An approach to quantifying Pliocene ice sheet dynamics via slope failure frequencies recorded in Antarctic Peninsula rise sediments

Abstract

AbstractUnderstanding of glacially driven sedimentary transport systems across the shelf to the slope and subsequently to deep sea sediment bodies along the Pacific continental margin of Antarctic Peninsula is crucial for interpreting ice sheet dynamics. Here we quantify slope-failure frequencies recorded in Pliocene core intervals of ODP Site 1095. We used the relationship between long-term sedimentation rate and marine carbon burial efficiency to calculate glacial or interglacial specific sedimentation rates.
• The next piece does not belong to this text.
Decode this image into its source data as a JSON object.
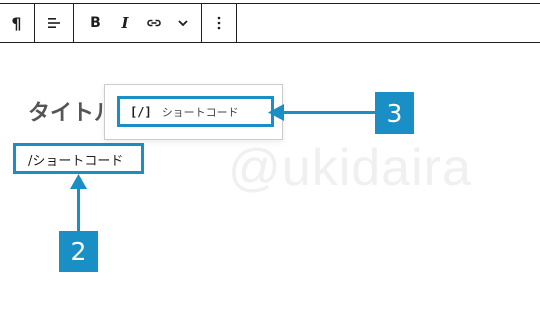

Using the decompacted average length of glacial-interglacial cycles it was possible to solve a set of linear equations to derive average half-periods of 61.59 and 59.77 kyr respectively for the time interval 5.8–3.2 Ma. The resulting frequency distribution of slope failures reflects short and rapid but cyclic ice advances every ∼375 years. Short retention times between slope loading and slope failure are supported by biogenic silica dissolution analyses. This study demonstrates the potential of the rise record to improve models of orbitally controlled size variations of the West Antarctic ice sheet and confirms the hypothesis of a highly dynamic ice sheet during the early Pliocene warm period.